Sie schreiben: „Speckers Unterstützung der SPD-Wahlparty...lief damals an den eigentlich zuständigen Parteigremien vorbei: Andreas Matthae,....damals kommissarischer Schatzmeister, war Speckers Zuwendung unbekannt, wie er dem Tagesspiegel sagt.“ Das ist falsch: Die Wahlkampfleitung hat von dem Sponsoring gewußt und es gebilligt. Herr Matthae läßt mich wissen, daß er nicht behauptet hat, daß ihm die Zuwendung unbekannt gewesen sei, sondern dass er sich anläßlich der Tagesspiegelanfrage an entsprechendes Wissen spontan nicht mehr erinnert hat und dies dem Tagesspiegel auch so gesagt hat.

Sie schreiben: „Michael Donnermeyer hat nach eigener Aussage erst nach der Anfrage des Tagesspiegel herausgefunden, dass Tempodrom-Vorkämpfer Specker damals die SPD-Feier gesponsort hatte.“ Auch das ist falsch. Donnermeyer hatte zunächst erklärt, den Vorgang überprüfen zu wollen, hat Ihnen aber vor Ihrer Veröffentlichung noch mitgeteilt, daß er in den Unterlagen gefunden hat, daß der Vorgang ihm damals als Wahlkampfleiter bekannt gemacht war.

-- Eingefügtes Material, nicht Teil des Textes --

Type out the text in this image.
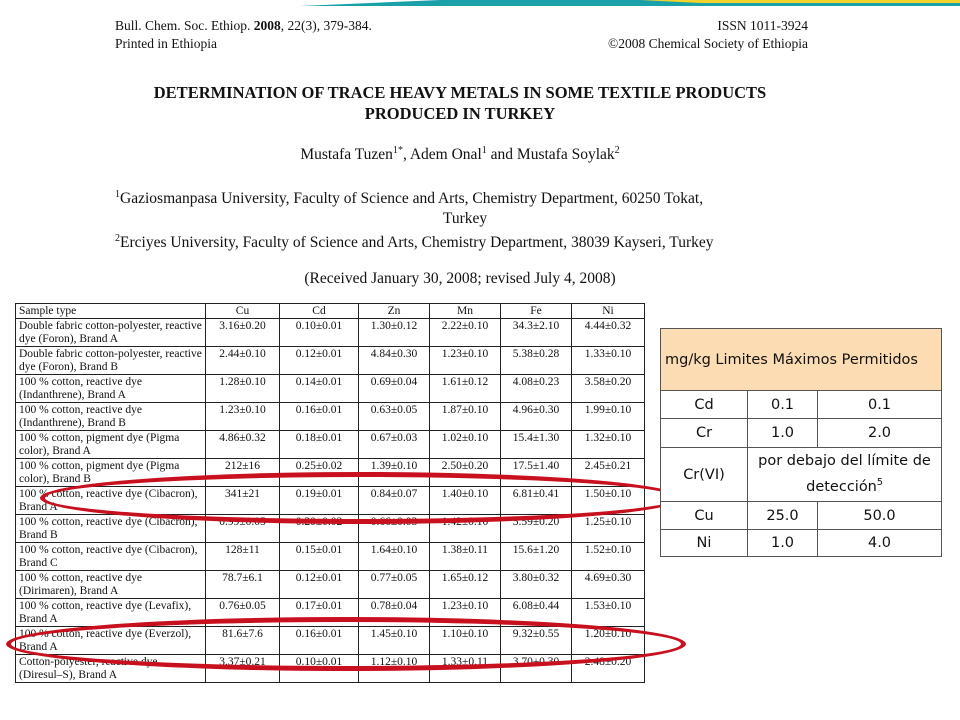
Bull. Chem. Soc. Ethiop. 2008, 22(3), 379-384.
Printed in Ethiopia
ISSN 1011-3924
©2008 Chemical Society of Ethiopia
DETERMINATION OF TRACE HEAVY METALS IN SOME TEXTILE PRODUCTS
PRODUCED IN TURKEY
Mustafa Tuzen$^{1*}$, Adem Onal$^1$ and Mustafa Soylak$^2$
$^1$Gaziosmanpasa University, Faculty of Science and Arts, Chemistry Department, 60250 Tokat,
Turkey
$^2$Erciyes University, Faculty of Science and Arts, Chemistry Department, 38039 Kayseri, Turkey
(Received January 30, 2008; revised July 4, 2008)
Sample type	Cu	Cd	Zn	Mn	Fe	Ni
Double fabric cotton-polyester, reactive dye (Foron), Brand A	3.16±0.20	0.10±0.01	1.30±0.12	2.22±0.10	34.3±2.10	4.44±0.32
Double fabric cotton-polyester, reactive dye (Foron), Brand B	2.44±0.10	0.12±0.01	4.84±0.30	1.23±0.10	5.38±0.28	1.33±0.10
100 % cotton, reactive dye (Indanthrene), Brand A	1.28±0.10	0.14±0.01	0.69±0.04	1.61±0.12	4.08±0.23	3.58±0.20
100 % cotton, reactive dye (Indanthrene), Brand B	1.23±0.10	0.16±0.01	0.63±0.05	1.87±0.10	4.96±0.30	1.99±0.10
100 % cotton, pigment dye (Pigma color), Brand A	4.86±0.32	0.18±0.01	0.67±0.03	1.02±0.10	15.4±1.30	1.32±0.10
100 % cotton, pigment dye (Pigma color), Brand B	212±16	0.25±0.02	1.39±0.10	2.50±0.20	17.5±1.40	2.45±0.21
100 % cotton, reactive dye (Cibacron), Brand A	341±21	0.19±0.01	0.84±0.07	1.40±0.10	6.81±0.41	1.50±0.10
100 % cotton, reactive dye (Cibacron), Brand B	0.99±0.05	0.20±0.02	0.66±0.03	1.42±0.10	5.59±0.20	1.25±0.10
100 % cotton, reactive dye (Cibacron), Brand C	128±11	0.15±0.01	1.64±0.10	1.38±0.11	15.6±1.20	1.52±0.10
100 % cotton, reactive dye (Dirimaren), Brand A	78.7±6.1	0.12±0.01	0.77±0.05	1.65±0.12	3.80±0.32	4.69±0.30
100 % cotton, reactive dye (Levafix), Brand A	0.76±0.05	0.17±0.01	0.78±0.04	1.23±0.10	6.08±0.44	1.53±0.10
100 % cotton, reactive dye (Everzol), Brand A	81.6±7.6	0.16±0.01	1.45±0.10	1.10±0.10	9.32±0.55	1.20±0.10
Cotton-polyester, reactive dye (Diresul–S), Brand A	3.37±0.21	0.10±0.01	1.12±0.10	1.33±0.11	3.70±0.30	2.48±0.20
mg/kg Limites Máximos Permitidos		
Cd	0.1	0.1
Cr	1.0	2.0
Cr(VI)	por debajo del límite de detección$^5$
Cu	25.0	50.0
Ni	1.0	4.0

Sie schreiben unter Zitierung eines anonymen „SPD-Mannes“, ich hätte schon einige Wochen vor der Wahl – und auch vor der Tempodrom-Entscheidung – ..nur im kleinen Kreis Specker stolz als denjenigen vorgestellt, der der Partei die VIP-Party bezahle. Das ist falsch. Ich habe vor der Tempodrom-Entscheidung niemand gegenüber Herrn Specker als Sponsor vorgestellt. Da stand nicht einmal fest, daß es die Party geben würde.

Berlin, den 9.2.2004

RA Eisenberg für

Stadtentwicklungssenator Peter Strieder

Anmerkung der Redaktion:

Wir sind nach dem Berliner Pressegesetz zum Abdruck von Gegendarstellungen unabhängig von deren Wahrheitsgehalt verpflichtet.